Corona-Regeln:Der unvermeidliche Weihnachtsaffront

Berlin Prepares For Christmas Season During Pandemic Second Wave

Dass der Staat nun in die Weihnachtszeit eingreift, ist maximal bevormundend, es ist ein Affront.

(Foto: Getty Images)

Jeder Einzelne hat es in der Hand, ob nicht nur Weihnachten, sondern auch die Wochen danach gerettet sind. Die Einschränkungen lassen genügend Raum für Eigenverantwortung.

Kommentar von Jan Heidtmann

Ist Weihnachten noch zu retten? Wenige Tage vor dem ersten Advent scheint das eine der wesentlichen Fragen zu sein, die die Menschen in Deutschland umtreibt. Die Ministerpräsidenten haben nun eine Antwort gegeben, sie muss am Mittwoch noch in den Verhandlungen mit der Bundesregierung abgesegnet werden.

Auf den ersten Blick erinnern die Vorgaben an die Kindheit, als einem die Eltern noch gesagt haben, wann man zu Hause zu sein hat. Sie sind sicherlich einer der heftigsten staatlichen Eingriffe in die Privatsphäre der Deutschen, zum Beispiel die Vorgabe, sich mit maximal zehn Leuten zu treffen.

Denn egal, ob jemand gläubig ist oder nicht - die Weihnachtstage, die Zeit zwischen den Jahren bis Silvester, sind eine heilige Zeit. Viele Menschen versuchen sie von jeher fernab von Arbeit und amtlichen Verpflichtungen zu verbringen. Es ist Zeit für die Familie, für Freunde, im besten Fall für einen selbst. Dass der Staat nun dort eingreift, ist maximal bevormundend, es ist ein Affront.

Einerseits.

Andererseits ist die Zahl der mit Corona Infizierten weiterhin hoch, immer mehr Kliniken sorgen sich um die Zahl ihrer freien Betten auf den Intensivstationen. Die Ministerpräsidenten konnten gar nicht anders, als darauf zu reagieren. Wie sonst wäre es auch zu rechtfertigen, dass der Lockdown light verlängert werden soll. Herausgekommen ist ein Kompromiss, der es den Menschen erlaubt, Weihnachten und Silvester mit Familie und Freunden zu verbringen. Es ist eine gute Nachricht - vor allem für diejenigen, die erst das Frühjahr und nun den Herbst isoliert verbringen mussten. Den Preis dafür haben die ersten Virologen bereits taxiert: eine dritte Infektionswelle im Januar.

Ein Böllerverbot muss nicht sein. Dahinter steckt vor allem Ideologie

Der Berliner Senat hatte zudem ein komplettes Böllerverbot vorgeschlagen. Tatsächlich kann man sich fragen, ob es nötig ist, Hunderttausende Euro für Silvesterknaller mit Namen wie "Toxic Typhoon" oder "Peace Destructor" in die Luft zu jagen. Trotzdem ist es gut, dass das Verbot vorerst vom Tisch ist - der Vorschlag der Berliner Linkskoalition war mehr der Ideologie geschuldet denn der Not.

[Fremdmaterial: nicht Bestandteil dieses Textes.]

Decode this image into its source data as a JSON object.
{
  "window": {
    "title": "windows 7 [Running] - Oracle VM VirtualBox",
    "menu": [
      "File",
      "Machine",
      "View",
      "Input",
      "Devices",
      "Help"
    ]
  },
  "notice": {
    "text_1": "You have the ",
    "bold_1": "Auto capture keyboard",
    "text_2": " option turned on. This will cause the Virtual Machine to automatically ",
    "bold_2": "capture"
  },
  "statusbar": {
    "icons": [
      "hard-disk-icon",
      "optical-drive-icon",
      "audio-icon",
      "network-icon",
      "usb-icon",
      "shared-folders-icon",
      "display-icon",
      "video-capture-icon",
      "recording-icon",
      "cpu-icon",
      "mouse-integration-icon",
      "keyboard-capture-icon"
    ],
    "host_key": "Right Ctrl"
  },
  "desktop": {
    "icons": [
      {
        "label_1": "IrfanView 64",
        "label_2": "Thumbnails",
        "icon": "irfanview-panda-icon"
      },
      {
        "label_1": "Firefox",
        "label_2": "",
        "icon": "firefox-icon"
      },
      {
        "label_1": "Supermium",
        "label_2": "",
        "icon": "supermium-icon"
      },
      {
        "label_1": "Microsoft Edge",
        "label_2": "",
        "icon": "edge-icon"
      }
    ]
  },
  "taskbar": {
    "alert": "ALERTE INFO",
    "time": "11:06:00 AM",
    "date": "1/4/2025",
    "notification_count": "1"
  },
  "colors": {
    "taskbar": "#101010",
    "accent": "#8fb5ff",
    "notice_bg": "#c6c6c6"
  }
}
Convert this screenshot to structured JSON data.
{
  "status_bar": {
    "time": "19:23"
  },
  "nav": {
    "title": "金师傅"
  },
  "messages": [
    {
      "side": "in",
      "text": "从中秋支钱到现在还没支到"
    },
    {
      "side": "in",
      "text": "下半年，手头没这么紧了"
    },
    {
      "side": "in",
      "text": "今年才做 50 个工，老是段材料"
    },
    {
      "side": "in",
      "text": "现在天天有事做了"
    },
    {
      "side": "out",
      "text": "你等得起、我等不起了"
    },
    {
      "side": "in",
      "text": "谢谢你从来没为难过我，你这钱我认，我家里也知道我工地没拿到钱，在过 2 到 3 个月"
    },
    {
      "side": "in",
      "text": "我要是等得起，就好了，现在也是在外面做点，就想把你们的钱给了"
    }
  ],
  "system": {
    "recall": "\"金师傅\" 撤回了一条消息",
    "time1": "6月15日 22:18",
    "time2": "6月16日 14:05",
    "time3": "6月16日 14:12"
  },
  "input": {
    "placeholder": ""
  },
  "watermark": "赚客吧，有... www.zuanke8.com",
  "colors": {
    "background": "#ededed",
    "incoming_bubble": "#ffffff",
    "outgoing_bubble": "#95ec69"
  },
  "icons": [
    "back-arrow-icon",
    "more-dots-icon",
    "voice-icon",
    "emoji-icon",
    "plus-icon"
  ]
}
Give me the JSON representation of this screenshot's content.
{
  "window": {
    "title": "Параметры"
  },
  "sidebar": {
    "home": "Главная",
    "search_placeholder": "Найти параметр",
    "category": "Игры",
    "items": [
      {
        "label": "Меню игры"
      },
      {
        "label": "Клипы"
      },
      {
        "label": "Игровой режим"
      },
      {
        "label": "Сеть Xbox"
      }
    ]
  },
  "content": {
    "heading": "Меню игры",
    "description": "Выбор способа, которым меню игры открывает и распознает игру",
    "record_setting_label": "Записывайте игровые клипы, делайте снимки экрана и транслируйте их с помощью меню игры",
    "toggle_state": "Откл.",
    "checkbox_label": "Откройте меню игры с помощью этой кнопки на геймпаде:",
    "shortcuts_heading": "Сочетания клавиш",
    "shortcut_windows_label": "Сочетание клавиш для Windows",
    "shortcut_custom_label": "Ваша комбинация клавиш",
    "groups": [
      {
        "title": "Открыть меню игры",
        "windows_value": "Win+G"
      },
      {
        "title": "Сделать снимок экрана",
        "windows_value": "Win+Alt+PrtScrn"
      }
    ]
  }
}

Das zentrale Argument jedenfalls, die Versorgung von Schwerverletzten durch Silvesterböller könnte die Intensivbetreuung von Corona-Patienten beeinträchtigen, ist durch Zahlen nicht zu belegen. Dieses Jahr ist eh von Einschränkungen geprägt, da braucht es keine weiteren. Zumal das Silvesterfeuerwerk für manche Menschen eine geradezu symbolische Bedeutung hat.

Das Beste an dem Vorschlag der Ministerpräsidenten ist jedoch, dass er jetzt kommt. Denn so großzügig wie die Vorgaben angesichts der Pandemielage gehalten sind: Sie sind, obwohl sie den Menschen ein Korsett für die Feiertage anlegen, vor allem als Denkanstoß zu verstehen, als Appell an die Eigenverantwortung der Menschen. Jeder Einzelne hat es nun in der Hand, ob nicht nur Weihnachten, sondern auch die Wochen danach gerettet sind.